27 Onthoud het goed van zijn meesters niet, als het in het vermogen uwer hand is te doen.
Nægt ikke den trængende Hjælp, når det står i din Magt at hjælpe;
28 Zeg niet tot uw naaste: Ga heen, en kom weder, en morgen zal ik geven, dewijl het bij u is.
sig ej til din Næste: "Gå og kom igen, jeg vil give i Morgen!" - såfremt du har det.
29 Smeed geen kwaad tegen uw naaste, aangezien hij met vertrouwen bij u woont.
Tænk ikke på ondt mod din Næste, når han tillidsfuldt bor i din Nærhed.
30 Twist met een mens niet zonder oorzaak, zo hij u geen kwaad gedaan heeft.
Yp ikke Trætte med sagesløs Mand, når han ikke har voldet dig Men.
31 Zijt niet nijdig over een man des gewelds, en verkies geen van zijn wegen.

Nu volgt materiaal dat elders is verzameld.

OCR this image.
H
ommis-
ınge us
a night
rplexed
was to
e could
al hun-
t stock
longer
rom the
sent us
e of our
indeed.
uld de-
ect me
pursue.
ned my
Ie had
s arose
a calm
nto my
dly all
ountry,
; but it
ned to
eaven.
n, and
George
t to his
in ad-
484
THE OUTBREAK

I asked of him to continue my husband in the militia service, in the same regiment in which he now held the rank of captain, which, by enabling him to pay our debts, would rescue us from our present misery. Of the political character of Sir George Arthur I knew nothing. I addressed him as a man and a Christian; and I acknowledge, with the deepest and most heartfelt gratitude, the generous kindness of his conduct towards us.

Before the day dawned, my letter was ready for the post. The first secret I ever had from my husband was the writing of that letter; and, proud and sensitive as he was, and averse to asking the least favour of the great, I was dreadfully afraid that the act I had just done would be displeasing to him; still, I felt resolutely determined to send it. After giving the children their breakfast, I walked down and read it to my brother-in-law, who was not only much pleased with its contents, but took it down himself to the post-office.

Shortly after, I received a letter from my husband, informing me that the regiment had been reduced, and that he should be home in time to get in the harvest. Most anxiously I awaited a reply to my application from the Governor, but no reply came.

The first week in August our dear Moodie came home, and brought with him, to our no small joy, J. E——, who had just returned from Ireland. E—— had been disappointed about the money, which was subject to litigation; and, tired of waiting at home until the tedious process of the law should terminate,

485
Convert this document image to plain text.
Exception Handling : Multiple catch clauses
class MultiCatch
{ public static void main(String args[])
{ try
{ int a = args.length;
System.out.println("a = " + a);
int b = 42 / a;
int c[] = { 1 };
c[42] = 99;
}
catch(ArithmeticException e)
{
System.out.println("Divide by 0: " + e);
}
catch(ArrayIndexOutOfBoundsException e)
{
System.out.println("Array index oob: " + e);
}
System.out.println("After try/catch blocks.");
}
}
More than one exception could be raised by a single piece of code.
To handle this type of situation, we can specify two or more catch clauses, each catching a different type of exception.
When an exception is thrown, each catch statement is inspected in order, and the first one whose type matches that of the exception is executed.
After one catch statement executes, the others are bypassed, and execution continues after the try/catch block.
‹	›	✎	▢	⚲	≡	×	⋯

Misund ikke en Voldsmand, græm dig aldrig over hans Veje;
32 Want de afwijker is den HEERE een gruwel; maar Zijn verborgenheid is met den oprechte.
thi den falske er HERREN en Gru; mod retsindig er han fortrolig;
33 De vloek des HEEREN is in het huis des goddelozen; maar de woning der rechtvaardigen zal Hij zegenen.
i den gudløses Hus er HERRENs Forbandelse, men retfærdiges Bolig velsigner han.
34 Zekerlijk, de spotters zal Hij bespotten, maar den zachtmoedigen zal Hij genade geven.
Over for Spottere bruger han Spot, men ydmyge giver han Nåde.
35 De wijzen zullen eer beerven; maar elkeen der zotten neemt schande op zich.
De vise får Ære til Arv, men Tåber høster kun Skam.